A five-judge bench in India's Supreme Court was unanimous in overturning the ban. But the ruling could face a legal challenge from groups that say gay sex erodes traditional values.

"Any consensual sexual relationship between two consenting adults - homosexuals, heterosexuals or lesbians - cannot be said to be unconstitutional," said the Chief Justice of India, Dipak Misra, as he read out the judgement.

Supporters of the campaign to scrap the ban milled around the court before the verdict and cheered the decision, hugging one another and waving rainbow flags.

Some were overcome with emotion, while others waved banners with slogans such as "Gay and Proud" and "I am who I am". A few distributed sweets in celebration.

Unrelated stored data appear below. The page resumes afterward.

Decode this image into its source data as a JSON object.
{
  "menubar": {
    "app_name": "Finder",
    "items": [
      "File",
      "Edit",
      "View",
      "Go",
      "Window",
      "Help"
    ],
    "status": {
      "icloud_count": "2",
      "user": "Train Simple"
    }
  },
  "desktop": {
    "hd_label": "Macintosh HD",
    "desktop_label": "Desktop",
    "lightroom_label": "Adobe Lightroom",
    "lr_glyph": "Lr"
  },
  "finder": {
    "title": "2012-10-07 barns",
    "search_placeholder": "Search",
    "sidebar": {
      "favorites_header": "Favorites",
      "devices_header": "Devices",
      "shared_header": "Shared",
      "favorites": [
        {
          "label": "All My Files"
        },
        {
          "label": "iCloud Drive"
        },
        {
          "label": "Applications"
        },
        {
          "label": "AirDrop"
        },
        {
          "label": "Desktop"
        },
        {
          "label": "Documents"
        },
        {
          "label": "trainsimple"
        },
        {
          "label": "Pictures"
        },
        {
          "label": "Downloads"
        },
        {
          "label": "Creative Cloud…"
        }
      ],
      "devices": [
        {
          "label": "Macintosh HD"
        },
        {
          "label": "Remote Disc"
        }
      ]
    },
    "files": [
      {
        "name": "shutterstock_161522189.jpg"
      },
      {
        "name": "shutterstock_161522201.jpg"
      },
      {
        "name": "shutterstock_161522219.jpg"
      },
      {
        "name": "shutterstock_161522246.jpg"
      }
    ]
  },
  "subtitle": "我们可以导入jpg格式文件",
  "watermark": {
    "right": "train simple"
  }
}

"I'm so excited, I have no words," said Debottam Saha, one of the petitioners in the case.

Activists hope the scrapping of the ban will uphold the right to equality but many acknowledged that discrimination would persist.

"We are no longer criminals, (but) it will take time to change things on the ground - 20 to 30 years, maybe," said Saha.

Balachandran Ramiah, a second petitioner, also said there was "a long road ahead when it comes to changing societal mindsets", and stressed the importance of employers endingdiscrimination in workplaces.

"A number of companies up until now were unable to put these down on paper," he said, referring to steps to end discrimination.

The law against gay sex, known as "Section 377", was introduced during British rule of South Asia more than a century-and-a-half ago.

The law banned "carnal intercourse against the order of nature with any man, woman or animal" - which was widely interpreted to refer to homosexual sex.

The battle to repeal Section 377 began in 2001, when a group called the Naz Foundation challenged it in court. That eventually led to its repeal in 2009.

It was reinstated in 2013 after a legal challenge from an astrologer, Suresh Kumar Kaushal, who told Reuters on Thursday the latest verdict would erode traditional society.